Лабораторная работа №7. Рекуррентные нейронные сети для анализа текста

In [19]:
# TensorFlow и tf.keras
import tensorflow as tf
from tensorflow import keras
from keras import regularizers

import numpy as np
import matplotlib.pyplot as plt
import pdb
import os
import scipy.io
from sklearn.model_selection import train_test_split
import tarfile
from six.moves import cPickle as pickle
import zipfile
from tensorflow.keras.preprocessing.image import ImageDataGenerator
import re


In [None]:
Задание 1.
Загрузите данные. Преобразуйте текстовые файлы во внутренние структуры данных, которые используют индексы вместо слов.


In [None]:
# загрузка и форматирование данных

# used only once
# !bash ../data/movie_reviews/preprocess_reviews.sh

Скрипт из открытого доступа (https://gist.github.com/aaronkub/09985a47740bda278712e1dd78e482cf) объединяет все негативные рецензии и все позитивные в одни файлы.
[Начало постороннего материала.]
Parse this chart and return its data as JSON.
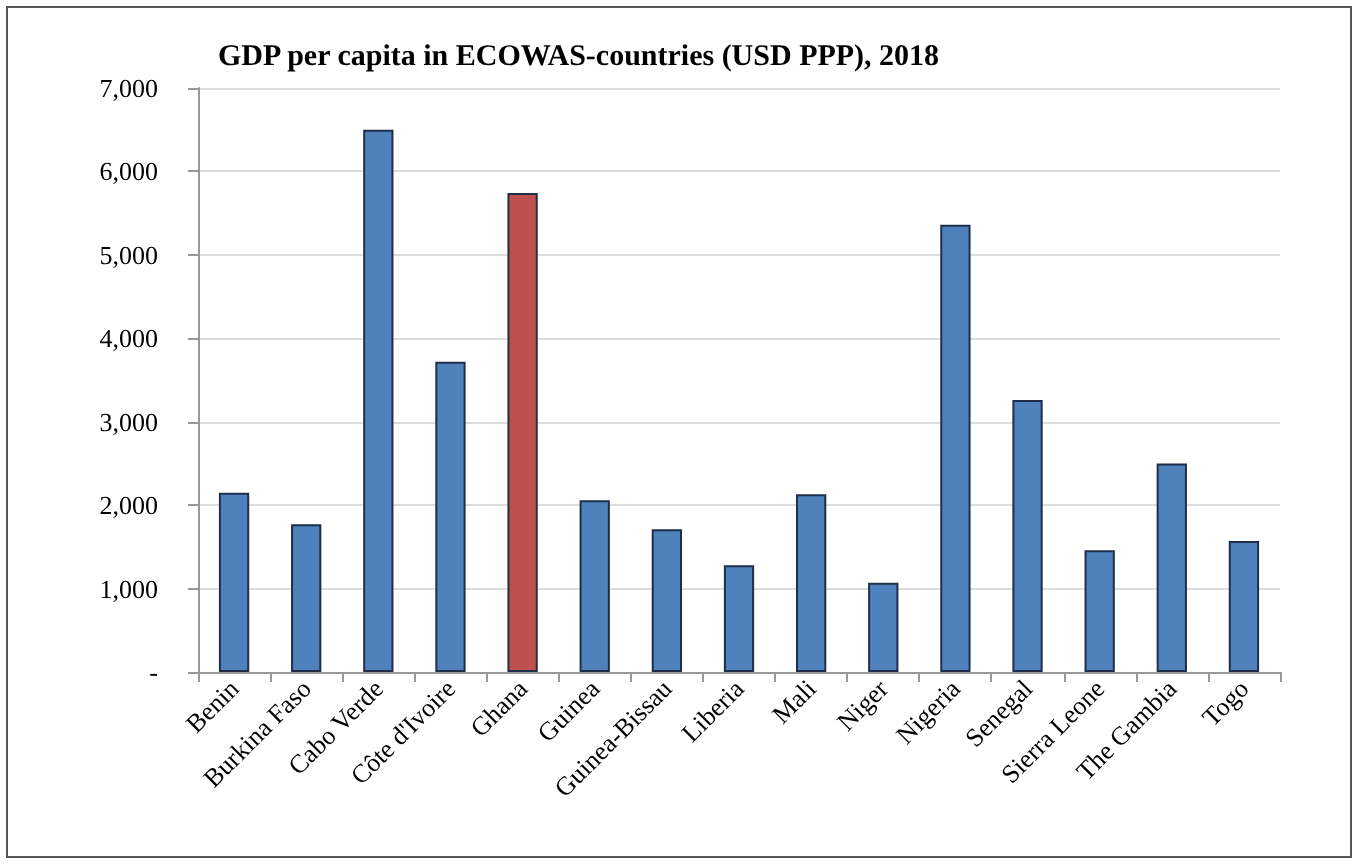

Он исправлен, чтобы файл был не один.

In [16]:
dataset_path = '../data/movie_reviews/aclImdb/data'

def extract_data(filename):
    dataset = []
    with open(os.path.join(dataset_path, filename)) as f:
        for lines in f.readlines():
            dataset.append(lines.strip())
    return dataset


train_pos_reviews = extract_data('full_pos_train.txt')
train_neg_reviews = extract_data('full_neg_train.txt')
test_pos_reviews = extract_data('full_pos_test.txt')
test_neg_reviews = extract_data('full_neg_test.txt')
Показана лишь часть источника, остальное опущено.